In fact, I do want a good debate with a presup, it's just that since I haven't said much about it yet I don't want to give away my strategy until or unless I debate an important presup.

Cheers.

DJP said...

Mm.

Tastes... like... _ _ _ _ _ _ _ .

Rick Frueh said...

c-h-i-c-k-e-n

Debate with a "former Christian turned atheist/agnostic =

a monumental waste of time.

We are not debating the spirit of anti-christ, we are rebuking it! I believe Jesus commanded them to "shut up". They love debate because debate is all they have since they have left the truth.

Chad V. said...

FF You're probably right, many professing Christians are probably not saved. That's not the point however and it doesn't justify your position.

Being intellectually honest with one's self is something I've heard from many people including a very close friend who is having a terrible struggle with his faith right now. There is nothing intellectually honest about rejecting the word of God. It is idolatry. If you place your own intellect above the word of God you in effect set yourself up as judge over God himself, you steal God's glory and His authority and take it for yourself. I pray that you will see the folly of your so-called intellectual honesty.

God's great love toward sinners is most manifested in his sacrifice of his own son to satisfy his justice and pardon those who are condemned in their sin. What right do you have to call God's free gift of eternal life through the willing sacrifice of Christ unjust?

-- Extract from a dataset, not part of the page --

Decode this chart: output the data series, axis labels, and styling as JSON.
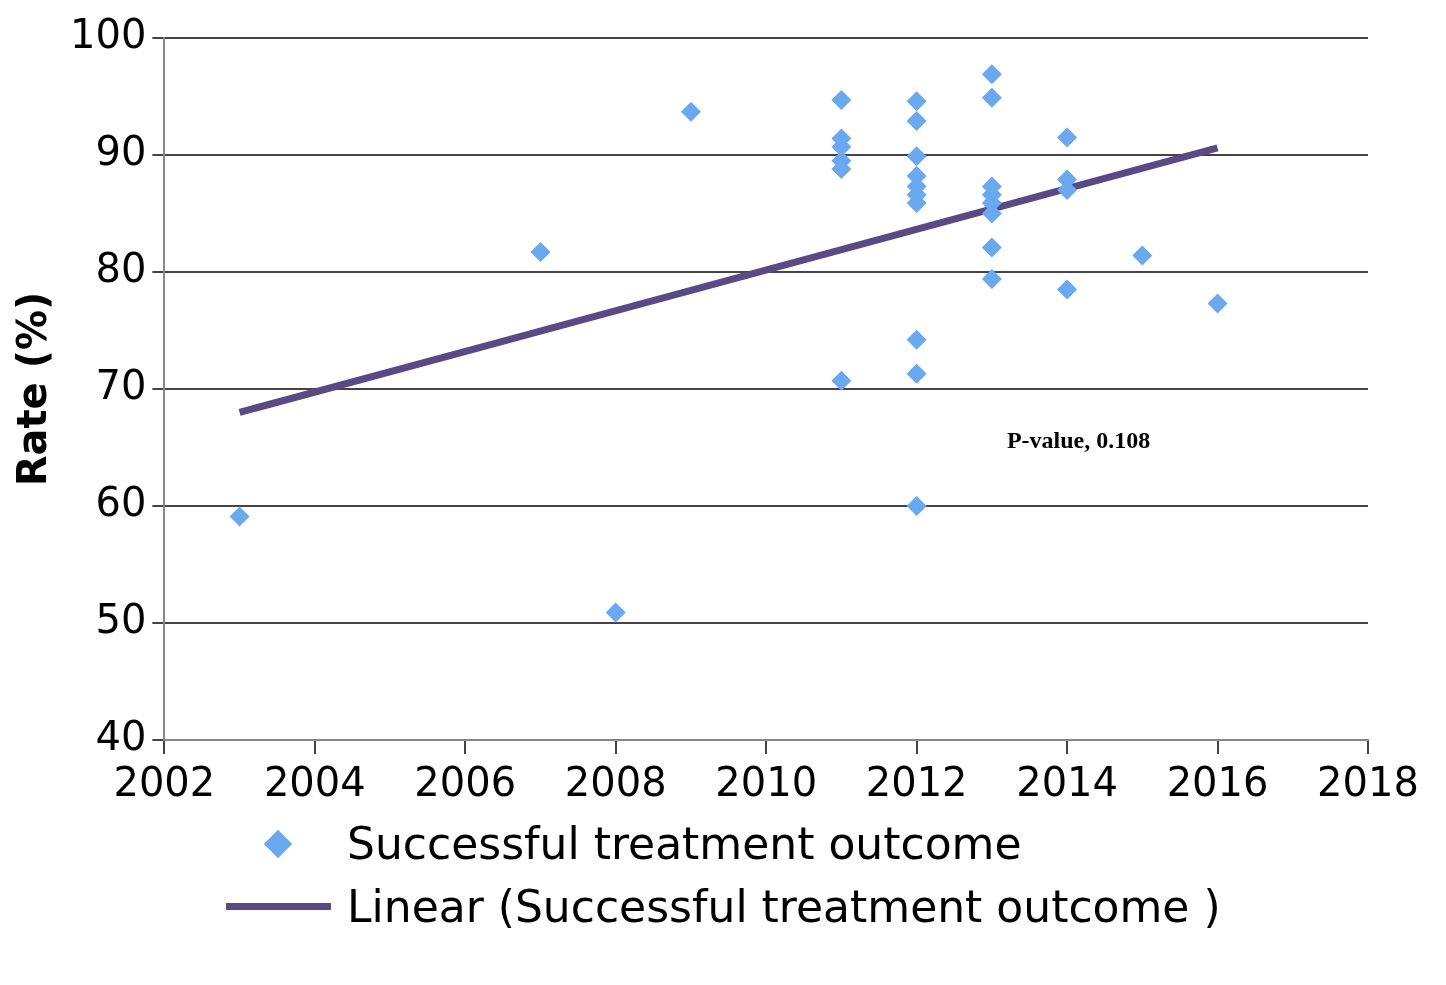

If a soldier threw himself on a grenade to save his platoon mates he would be called a hero. If God sacrifices his own Son and the Son willingly bears the wrath of His Father on behalf of sinners then how can you not see the love of God and the mercy of God in that? How can you despise such a great sacrifice? You surely would not despise the sacrifice of the soldier. Do not despise the sacrifice of Christ.

For one will scarcely die for a righteous person—though perhaps for a good person one would dare even to die— but God shows his love for us in that while we were still sinners, Christ died for us. Rom 5:7-8

Stefan Ewing said...

The Christ—the Suffering Servant—had to be innocent, sinless (Isaiah 53), for the atonement to be acceptable to God, as the sacrifice to end all sacrifices. Anything less, and we'd still be offering up a goat every Yom Kippur (Hebrews 10).

Evidently, this truly is the scandal of the Cross, and truly is what sets Christianity apart from all other belief systems—that, and that it has been revealed to us in the very Word of God (Hebrews 1).

FX Turk said...

Loftus --

The chicken jokes from my friends aside, it's odd that a man who calls those he disagrees with illiterate, uncivilized and backwards doesn't have a thicker skin when it comes to suspicions about his ability to hold up a debate.

Suit yourself. Read my blog this week.